Risk of mental disorders higher in children with bipolar parents

March 10, 2009

If a child or teenager has parents with bipolar disorder, there's a strong chance that young person will go on to develop early-onset bipolar disorder, mood disorders and/or anxiety disorders, new research shows.

If a child or teenager has parents with bipolar disorder, there's a strong chance that young person will go on to develop early-onset bipolar disorder, mood disorders, and/or anxiety disorders, new research in the March issue of Archives of General Psychiatry shows. Further, symptoms of bipolar disorder appear to show up before age 21 in 60% of patients.

"Therefore, carefully evaluating and prospectively following the psychopathology of offspring of parents with bipolar disorder and comparing them with offspring of parents with and without non-bipolar disorder psychopathology, are critical for identifying the early clinical presentation of bipolar disorder," study authors wrote.

In this study, Boris Birmaher, MD, and colleagues compared 388 offspring (ages 6 to 18) of 233 parents with bipolar disorder to 251 offspring of 143 control parents. Assessments documented psychiatric disorders, family psychiatric history and family environment. Researchers evaluated children directly for bipolar disorder and other psychiatric disorders without awareness of their parents' diagnoses.

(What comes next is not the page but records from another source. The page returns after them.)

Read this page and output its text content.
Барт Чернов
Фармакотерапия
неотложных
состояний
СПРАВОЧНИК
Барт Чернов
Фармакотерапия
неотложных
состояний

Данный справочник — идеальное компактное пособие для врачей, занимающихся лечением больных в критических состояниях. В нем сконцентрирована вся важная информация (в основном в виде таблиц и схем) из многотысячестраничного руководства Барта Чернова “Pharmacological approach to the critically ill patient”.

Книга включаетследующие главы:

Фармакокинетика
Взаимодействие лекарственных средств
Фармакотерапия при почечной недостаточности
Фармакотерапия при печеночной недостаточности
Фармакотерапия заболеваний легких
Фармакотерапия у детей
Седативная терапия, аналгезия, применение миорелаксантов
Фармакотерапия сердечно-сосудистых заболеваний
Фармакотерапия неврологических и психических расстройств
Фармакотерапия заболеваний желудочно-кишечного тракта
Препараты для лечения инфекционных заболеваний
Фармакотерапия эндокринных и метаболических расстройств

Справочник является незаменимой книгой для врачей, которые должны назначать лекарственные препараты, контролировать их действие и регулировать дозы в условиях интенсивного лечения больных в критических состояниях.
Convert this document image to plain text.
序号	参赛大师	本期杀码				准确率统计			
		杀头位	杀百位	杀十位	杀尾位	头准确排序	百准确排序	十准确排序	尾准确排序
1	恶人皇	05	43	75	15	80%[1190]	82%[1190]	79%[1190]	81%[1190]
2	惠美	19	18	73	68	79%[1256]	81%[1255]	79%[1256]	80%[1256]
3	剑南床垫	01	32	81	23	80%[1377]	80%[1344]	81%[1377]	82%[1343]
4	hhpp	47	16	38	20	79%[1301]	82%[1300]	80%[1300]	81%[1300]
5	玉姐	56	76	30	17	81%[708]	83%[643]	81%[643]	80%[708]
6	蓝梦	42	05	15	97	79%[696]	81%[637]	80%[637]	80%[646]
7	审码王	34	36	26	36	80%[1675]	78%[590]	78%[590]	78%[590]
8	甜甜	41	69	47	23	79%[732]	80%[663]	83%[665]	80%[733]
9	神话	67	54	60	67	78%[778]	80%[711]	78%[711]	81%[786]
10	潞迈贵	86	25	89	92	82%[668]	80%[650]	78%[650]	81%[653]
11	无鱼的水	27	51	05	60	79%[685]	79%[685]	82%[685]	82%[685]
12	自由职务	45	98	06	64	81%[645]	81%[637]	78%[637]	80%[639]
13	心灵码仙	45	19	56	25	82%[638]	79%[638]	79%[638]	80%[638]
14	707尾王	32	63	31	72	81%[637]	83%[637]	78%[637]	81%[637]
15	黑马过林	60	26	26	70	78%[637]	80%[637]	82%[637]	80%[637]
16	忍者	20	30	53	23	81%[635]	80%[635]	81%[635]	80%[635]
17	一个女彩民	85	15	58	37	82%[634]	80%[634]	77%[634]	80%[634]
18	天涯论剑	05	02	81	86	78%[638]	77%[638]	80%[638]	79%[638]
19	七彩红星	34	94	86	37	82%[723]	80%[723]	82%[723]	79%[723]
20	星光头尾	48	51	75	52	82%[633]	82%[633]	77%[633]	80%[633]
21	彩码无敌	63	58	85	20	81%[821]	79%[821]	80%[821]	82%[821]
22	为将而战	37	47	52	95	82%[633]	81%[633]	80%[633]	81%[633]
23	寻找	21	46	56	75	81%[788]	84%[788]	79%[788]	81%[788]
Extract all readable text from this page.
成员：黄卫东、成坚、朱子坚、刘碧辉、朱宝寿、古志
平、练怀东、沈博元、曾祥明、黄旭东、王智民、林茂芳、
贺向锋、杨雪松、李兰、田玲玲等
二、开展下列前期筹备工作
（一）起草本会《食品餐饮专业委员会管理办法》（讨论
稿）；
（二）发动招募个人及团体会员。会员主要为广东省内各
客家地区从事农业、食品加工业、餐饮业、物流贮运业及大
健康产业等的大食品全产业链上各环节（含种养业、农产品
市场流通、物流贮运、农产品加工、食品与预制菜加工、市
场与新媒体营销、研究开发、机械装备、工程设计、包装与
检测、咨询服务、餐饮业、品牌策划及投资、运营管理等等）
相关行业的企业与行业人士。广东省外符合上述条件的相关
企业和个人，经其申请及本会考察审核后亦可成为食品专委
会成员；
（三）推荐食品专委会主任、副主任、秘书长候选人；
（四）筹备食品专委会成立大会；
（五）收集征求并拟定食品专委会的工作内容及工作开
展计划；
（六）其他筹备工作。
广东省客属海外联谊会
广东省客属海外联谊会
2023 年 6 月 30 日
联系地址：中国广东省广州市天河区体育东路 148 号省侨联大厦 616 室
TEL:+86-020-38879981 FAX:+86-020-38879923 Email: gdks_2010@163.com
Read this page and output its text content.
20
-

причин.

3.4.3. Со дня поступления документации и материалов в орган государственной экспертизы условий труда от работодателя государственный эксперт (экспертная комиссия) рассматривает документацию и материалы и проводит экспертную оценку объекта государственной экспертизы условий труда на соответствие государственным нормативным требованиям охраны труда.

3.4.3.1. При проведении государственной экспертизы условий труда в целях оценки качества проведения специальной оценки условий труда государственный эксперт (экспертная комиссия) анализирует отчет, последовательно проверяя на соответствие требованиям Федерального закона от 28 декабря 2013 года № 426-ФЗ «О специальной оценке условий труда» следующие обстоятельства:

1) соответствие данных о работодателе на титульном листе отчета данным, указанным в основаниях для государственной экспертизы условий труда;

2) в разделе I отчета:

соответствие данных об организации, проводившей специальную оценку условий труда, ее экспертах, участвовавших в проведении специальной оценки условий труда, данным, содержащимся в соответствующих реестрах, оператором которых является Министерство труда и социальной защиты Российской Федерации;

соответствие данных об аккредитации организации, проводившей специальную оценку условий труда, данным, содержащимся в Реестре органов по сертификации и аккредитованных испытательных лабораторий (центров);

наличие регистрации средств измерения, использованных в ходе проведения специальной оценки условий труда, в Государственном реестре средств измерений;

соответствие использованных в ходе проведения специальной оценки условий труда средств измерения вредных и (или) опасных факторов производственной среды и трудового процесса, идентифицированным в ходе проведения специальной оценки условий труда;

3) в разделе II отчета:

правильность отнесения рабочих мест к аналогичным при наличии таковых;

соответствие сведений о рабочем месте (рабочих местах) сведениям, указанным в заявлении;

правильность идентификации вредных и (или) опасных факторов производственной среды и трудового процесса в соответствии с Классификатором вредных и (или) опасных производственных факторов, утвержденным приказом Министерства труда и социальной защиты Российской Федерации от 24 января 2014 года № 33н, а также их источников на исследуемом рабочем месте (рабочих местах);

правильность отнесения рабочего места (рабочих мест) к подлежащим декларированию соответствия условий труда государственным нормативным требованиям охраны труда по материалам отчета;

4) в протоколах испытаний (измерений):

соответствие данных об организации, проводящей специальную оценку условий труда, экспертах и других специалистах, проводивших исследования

Compared with the offspring of controls, children of parents with bipolar disorder saw an elevated risk of bipolar spectrum disorder (41 or 10.6% vs. 2 or 0.8%) and or any mood or anxiety disorder. In families where both parents had bipolar disorders, those children had greater chance of developing the condition than children in families where one parent had bipolar disorder (4 of 14 or 28.6% vs. 37 of 374 or 9.9%).

"Clinicians who treat adults with bipolar disorder should question those who are parents about their children's psychopathology to offer prompt identification and early interventions for any psychiatric problems that may be affecting the children's functioning, particularly early-onset bipolar disorder," the authors suggested.

The study was supported by a grant from the National Institute of Mental Health.